My favorite artist, Matt Potosky, drew this “Talking Tool” depicting our modern-day relationship crisis. We’re so addicted to pseudo-relating that we don’t even see or hear the people we’re with. We’ve trained our eyes to look down or to look away. We only hear a small part of what people around us are saying. And our arms and hands are busy texting, tweeting, snapping, or instant messaging instead of embracing those around us with our love.
Blaming our parents, our culture, our peers, our social anxiety, our distractability, or our addiction to screens is not going to solve our relationship problems. We must be willing to feel our own discomfort and pain if we’re ever going to be able to reach out and connect with the hurting people around us. We must be willing to be transparent and vulnerable if we ever expect to deeply connect with people. We must stop trying to manage our social image and become people who listen, look, and reach out with a desire to know and love people. Because if we’re honest with ourselves, we all want to be known and loved and accepted for who we are.
Developing eyes that see, ears that hear, and hands that reach out in love doesn’t happen overnight. I spent the first half of my life wondering if anyone would ever listen to me, discover what I was battling with, and care enough to do something about it. But when I became a dad, and my two-year-old son grabbed my face, turned it towards his face, and emphatically said, “Dad, you’re not listening to me,” I recognized I had the same problem. We can be in the same room with people we love and not really be there. Although there was a part of me that wanted to be defensive and say to my young toddler son, “I’m a trained, professional counselor, an expert listener,” but I knew he was right. I wasn’t paying attention to him at all.
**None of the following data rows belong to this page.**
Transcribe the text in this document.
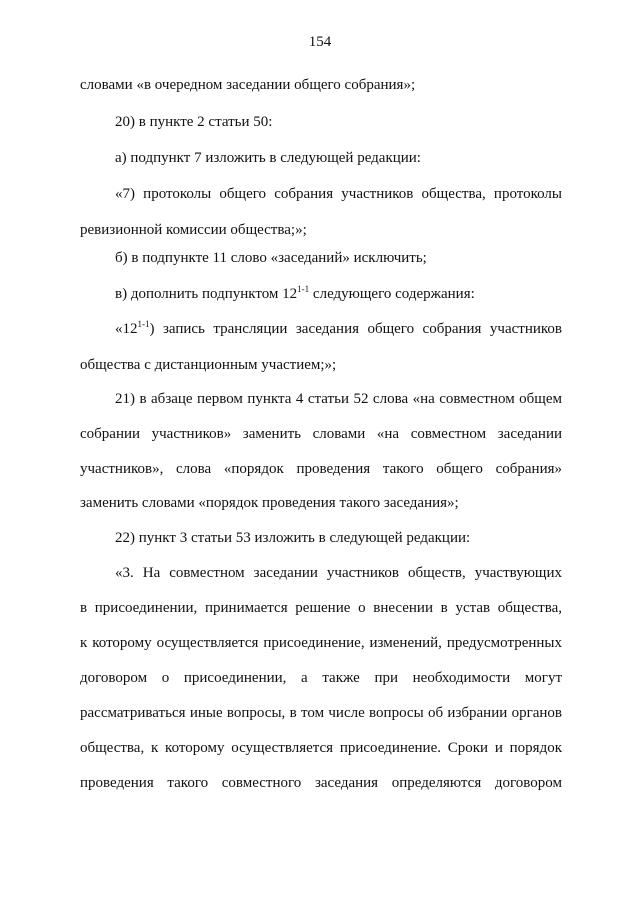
154
словами «в очередном заседании общего собрания»;
20) в пункте 2 статьи 50:
а) подпункт 7 изложить в следующей редакции:
«7) протоколы общего собрания участников общества, протоколы
ревизионной комиссии общества;»;
б) в подпункте 11 слово «заседаний» исключить;
в) дополнить подпунктом 12$^{1-1}$ следующего содержания:
«12$^{1-1}$) запись трансляции заседания общего собрания участников
общества с дистанционным участием;»;
21) в абзаце первом пункта 4 статьи 52 слова «на совместном общем
собрании участников» заменить словами «на совместном заседании
участников», слова «порядок проведения такого общего собрания»
заменить словами «порядок проведения такого заседания»;
22) пункт 3 статьи 53 изложить в следующей редакции:
«3. На совместном заседании участников обществ, участвующих
в присоединении, принимается решение о внесении в устав общества,
к которому осуществляется присоединение, изменений, предусмотренных
договором о присоединении, а также при необходимости могут
рассматриваться иные вопросы, в том числе вопросы об избрании органов
общества, к которому осуществляется присоединение. Сроки и порядок
проведения такого совместного заседания определяются договором
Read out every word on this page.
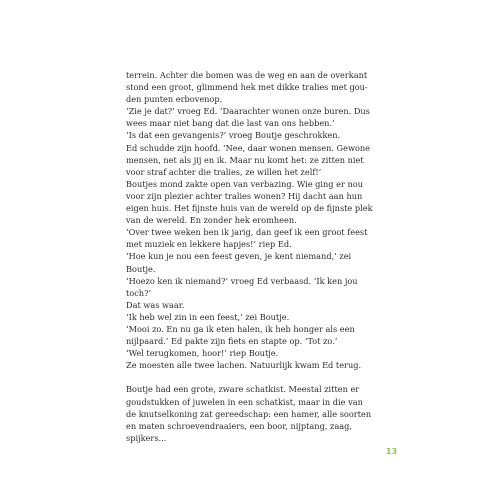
terrein. Achter die bomen was de weg en aan de overkant
stond een groot, glimmend hek met dikke tralies met gou-
den punten erbovenop.
‘Zie je dat?’ vroeg Ed. ‘Daarachter wonen onze buren. Dus
wees maar niet bang dat die last van ons hebben.’
‘Is dat een gevangenis?’ vroeg Boutje geschrokken.
Ed schudde zijn hoofd. ‘Nee, daar wonen mensen. Gewone
mensen, net als jij en ik. Maar nu komt het: ze zitten niet
voor straf achter die tralies, ze willen het zelf!’
Boutjes mond zakte open van verbazing. Wie ging er nou
voor zijn plezier achter tralies wonen? Hij dacht aan hun
eigen huis. Het fijnste huis van de wereld op de fijnste plek
van de wereld. En zonder hek eromheen.
‘Over twee weken ben ik jarig, dan geef ik een groot feest
met muziek en lekkere hapjes!’ riep Ed.
‘Hoe kun je nou een feest geven, je kent niemand,’ zei
Boutje.
‘Hoezo ken ik niemand?’ vroeg Ed verbaasd. ‘Ik ken jou
toch?’
Dat was waar.
‘Ik heb wel zin in een feest,’ zei Boutje.
‘Mooi zo. En nu ga ik eten halen, ik heb honger als een
nijlpaard.’ Ed pakte zijn fiets en stapte op. ‘Tot zo.’
‘Wel terugkomen, hoor!’ riep Boutje.
Ze moesten alle twee lachen. Natuurlijk kwam Ed terug.
Boutje had een grote, zware schatkist. Meestal zitten er
goudstukken of juwelen in een schatkist, maar in die van
de knutselkoning zat gereedschap: een hamer, alle soorten
en maten schroevendraaiers, een boor, nijptang, zaag,
spijkers...
13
That was twenty-six years ago. I’ll never forget how ashamed I felt for ignoring my own son. But God used his persistence to set in motion a quest to become more aware. More aware of God. More aware of myself. More aware of others. More aware of what goes on inside and between people. In order for people to trust and confide in me, I have to deal with anything in and around me that might prevent developing a trust-based relationship.
Now if you spend enough time with God and people, and you ask good questions, they’ll tell you what’s getting in the way of developing relational intimacy. You may not like hearing, “You have eyes, but you’re not seeing.” “You have ears, but they’re not listening.” “You have arms, but they’re crossed instead of hugging people.” “You’re guarding yourself so you don’t get hurt again, instead of opening up yourself to knowing and loving.” “You’re talking a lot, but you’re not really listening.”
This year, I wanted to connect more emotionally, spiritually, and relationally, so I took some radical steps. I started some Talking Matters groups using the game I designed for developing deeper relationships. I quit carrying my cell phone on me so I’m not tempted to relate to someone or something other than with the people around me. And wherever I go, I stop and notice people, I look for something good in them, and I celebrate their strengths.
We all have eyes and ears and hands. Each one is a God-given tool that needs to be developed. I could use my ADHD as an excuse for being inattentive or distracted. I could use the fact that I lost half my hearing as a teenager from the loud power tools in the woodshop as an excuse for not listening well to people. Or I could blame technology for my relationship challenges. But if I didn’t have or use technology, you wouldn’t be reading this blog. Let’s develop and wisely use each of the communication tools God has given us to show His love so people can see, hear, and feel God’s love.
What’s one change that you can begin to make today to become more attentive?